Hong Kong prende dona de livraria independente por "sedição"
A polícia de Hong Kong deteve Leticia Wong, ex-vereadora e proprietária da livraria independente Hunter, por suspeita de sedição e branqueamento de capitais.
As autoridades irromperam na noite de quarta-feira no estabelecimento, situado no bairro operário de Sham Shui Po, e apreenderam livros que alegadamente incitavam ao ódio contra o Governo e a magistratura.
Wong, antiga integrante do Partido Cívico - uma das maiores formações pró-democracia da cidade, já dissolvida -, e outro homem detido enfrentam acusações de sedição e branqueamento de capitais, por receberem transferências de "organizações políticas estrangeiras".
O espaço estava há meses sob escrutínio das autoridades. Em 2025, após organizar uma feira do livro independente, a imprensa pró-governamental acusou-a de praticar "resistência suave", termo a que o Executivo recorre cada vez mais para assinalar formas não violentas de dissidência ideológica ou cultural.
A livraria tinha atraído a atenção policial em 2024, quando desafiou o veto oficioso à memória histórica ao vender velas e exibir cartazes de "35/5", numa referência velada ao 35.º aniversário da repressão militar de Tiananmen de 4 de junho de 1989, cuja vigília anual foi durante anos o maior símbolo das liberdades do território semiautónomo.

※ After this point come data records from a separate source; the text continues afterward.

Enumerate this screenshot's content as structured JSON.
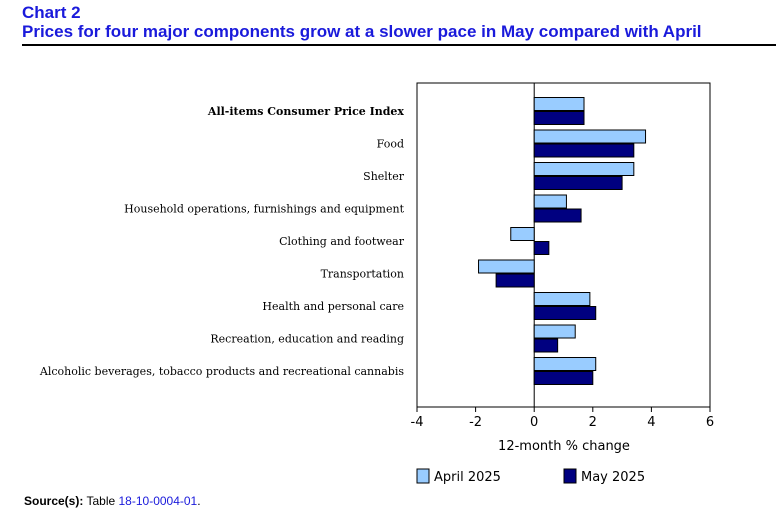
{
  "header": {
    "chart_number": "Chart 2",
    "title": "Prices for four major components grow at a slower pace in May compared with April"
  },
  "source": {
    "label": "Source(s):",
    "prefix": "Table",
    "table_id": "18-10-0004-01",
    "suffix": "."
  },
  "chart_data": {
    "type": "bar",
    "orientation": "horizontal",
    "categories": [
      "All-items Consumer Price Index",
      "Food",
      "Shelter",
      "Household operations, furnishings and equipment",
      "Clothing and footwear",
      "Transportation",
      "Health and personal care",
      "Recreation, education and reading",
      "Alcoholic beverages, tobacco products and recreational cannabis"
    ],
    "bold_categories": [
      "All-items Consumer Price Index"
    ],
    "series": [
      {
        "name": "April 2025",
        "color": "#99ccff",
        "values": [
          1.7,
          3.8,
          3.4,
          1.1,
          -0.8,
          -1.9,
          1.9,
          1.4,
          2.1
        ]
      },
      {
        "name": "May 2025",
        "color": "#000080",
        "values": [
          1.7,
          3.4,
          3.0,
          1.6,
          0.5,
          -1.3,
          2.1,
          0.8,
          2.0
        ]
      }
    ],
    "xlabel": "12-month % change",
    "ylabel": "",
    "xlim": [
      -4,
      6
    ],
    "xticks": [
      "-4",
      "-2",
      "0",
      "2",
      "4",
      "6"
    ],
    "grid": false,
    "legend_position": "bottom"
  }
}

O processo reflete o impacto da Lei de Segurança Nacional imposta por Pequim em 2020, após protestos massivos a favor da democracia, e de novos regulamentos de defesa de segurança nacional impostos em 2024.
Ambos os enquadramentos legais redefiniram os limites da legalidade no centro financeiro ao tipificar crimes políticos como a sedição, com penas que podem chegar à prisão perpétua.

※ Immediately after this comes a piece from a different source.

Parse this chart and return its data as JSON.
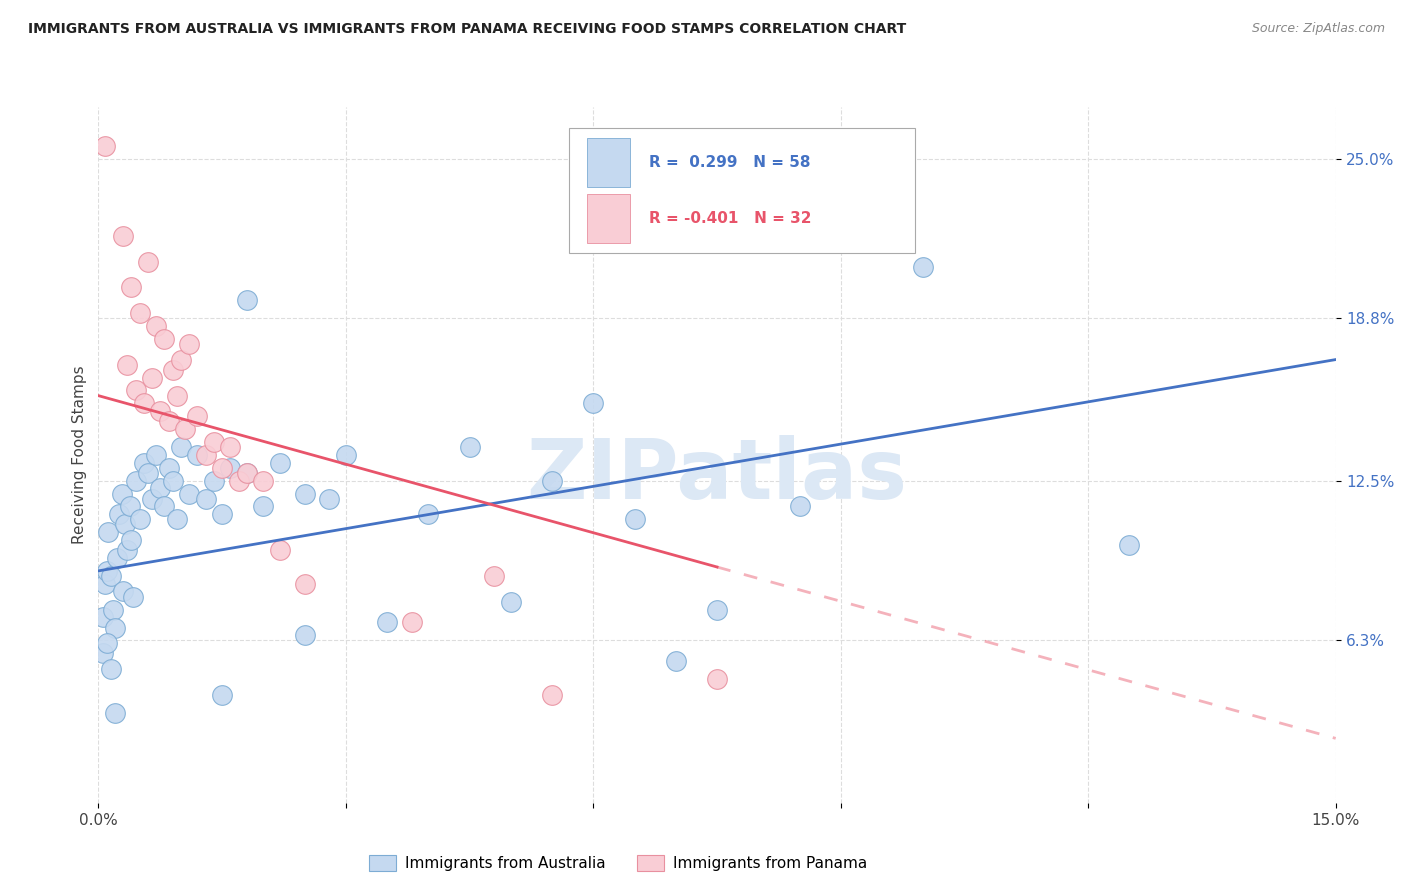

Como resultado, o ecossistema editorial de Hong Kong sofreu uma asfixia sistemática, com bibliotecas públicas a expurgar centenas de títulos, enquanto o setor independente tem denunciado um padrão de assédio através de inspeções sucessivas e novas exigências de licenciamento.
Estas dinâmicas, alertam, instauraram uma constante insegurança jurídica e um profundo desgaste anímico entre os criadores da ex-colónia britânica.